И вот мы в комнате у Розы. На стенах - вышитые рисунки: красноглазые котята, лебеди в зеленах прудах среди синих башен средневековых замков. На комоде, покрытом узорной салфеткой, фотографии в бумажных рамках. И почти на всех фото - Роза: завитая, губы бантиком, двое детей с одинаковыми челками и мужчина в военном кителе без погон; у него подбритые книзу брови и рваный шрам на щеке.

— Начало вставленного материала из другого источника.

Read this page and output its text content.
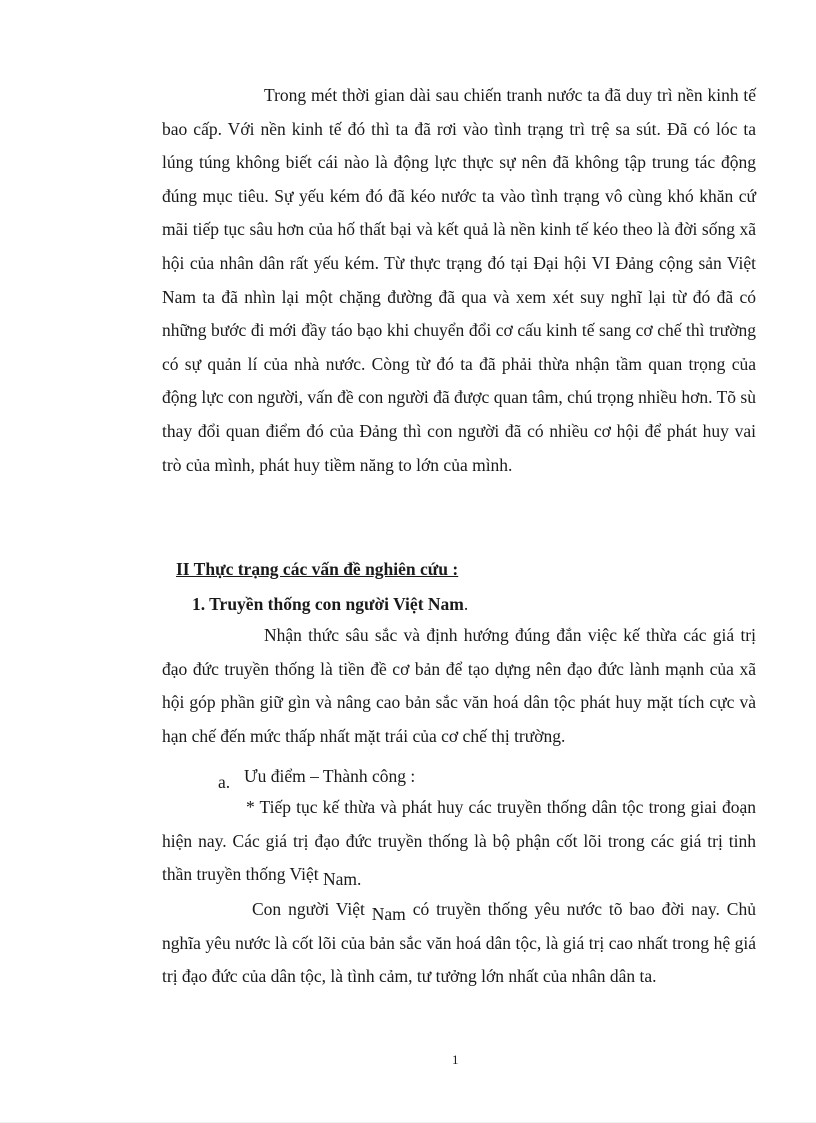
Trong mét thời gian dài sau chiến tranh nước ta đã duy trì nền kinh tế bao cấp. Với nền kinh tế đó thì ta đã rơi vào tình trạng trì trệ sa sút. Đã có lóc ta lúng túng không biết cái nào là động lực thực sự nên đã không tập trung tác động đúng mục tiêu. Sự yếu kém đó đã kéo nước ta vào tình trạng vô cùng khó khăn cứ mãi tiếp tục sâu hơn của hố thất bại và kết quả là nền kinh tế kéo theo là đời sống xã hội của nhân dân rất yếu kém. Từ thực trạng đó tại Đại hội VI Đảng cộng sản Việt Nam ta đã nhìn lại một chặng đường đã qua và xem xét suy nghĩ lại từ đó đã có những bước đi mới đầy táo bạo khi chuyển đổi cơ cấu kinh tế sang cơ chế thì trường có sự quản lí của nhà nước. Còng từ đó ta đã phải thừa nhận tầm quan trọng của động lực con người, vấn đề con người đã được quan tâm, chú trọng nhiều hơn. Tõ sù thay đổi quan điểm đó của Đảng thì con người đã có nhiều cơ hội để phát huy vai trò của mình, phát huy tiềm năng to lớn của mình.

II Thực trạng các vấn đề nghiên cứu :

1. Truyền thống con người Việt Nam.

Nhận thức sâu sắc và định hướng đúng đắn việc kế thừa các giá trị đạo đức truyền thống là tiền đề cơ bản để tạo dựng nên đạo đức lành mạnh của xã hội góp phần giữ gìn và nâng cao bản sắc văn hoá dân tộc phát huy mặt tích cực và hạn chế đến mức thấp nhất mặt trái của cơ chế thị trường.

a. Ưu điểm – Thành công :

* Tiếp tục kế thừa và phát huy các truyền thống dân tộc trong giai đoạn hiện nay. Các giá trị đạo đức truyền thống là bộ phận cốt lõi trong các giá trị tinh thần truyền thống Việt Nam.

Con người Việt Nam có truyền thống yêu nước tõ bao đời nay. Chủ nghĩa yêu nước là cốt lõi của bản sắc văn hoá dân tộc, là giá trị cao nhất trong hệ giá trị đạo đức của dân tộc, là tình cảm, tư tưởng lớn nhất của nhân dân ta.

1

- Это ему миной рассадило, - объяснила Роза, накрывая на стол: поставила три стакана, порезала хлеб и подвинула большую солонку с желтоватой солью. Швец достал из-за пазухи бутылку водки и плитку шоколада "У лукоморья дуб зеленый". Роза налила себе стакан водки, выпила по-мужски, резко запрокинув голову; напудренное, дряблое лицо ее покраснело; она взяла шоколад со стола и переложила на комод: "Оставим детям, они до сладкого любители". Потом деловито поинтересовалась:
- Вы меня оба будете, или безногий не может?
- Оба, оба! - Швец развеселился. - Безногий может, будь спокойна.
- На широкой ляжем, или будете переходить ко мне по одному?
- По одному, - сказал Швец. - Чтобы в движеньях не смущаться.
Мы с ним совсем пьяны, рассказываем Розе анекдоты, она просит нас говорить потише, чтобы не услыхали соседи. Потом, рассердившись внезапно чему-то, предупредила, что с каждого берет по тридцатке. Мы легко согласились, и она начала стелить постели.
- Чего сюда приехали-то? - спросила она. - В командировку?
- В тюрьму, на свиданку к родным, - браво ответил Швец.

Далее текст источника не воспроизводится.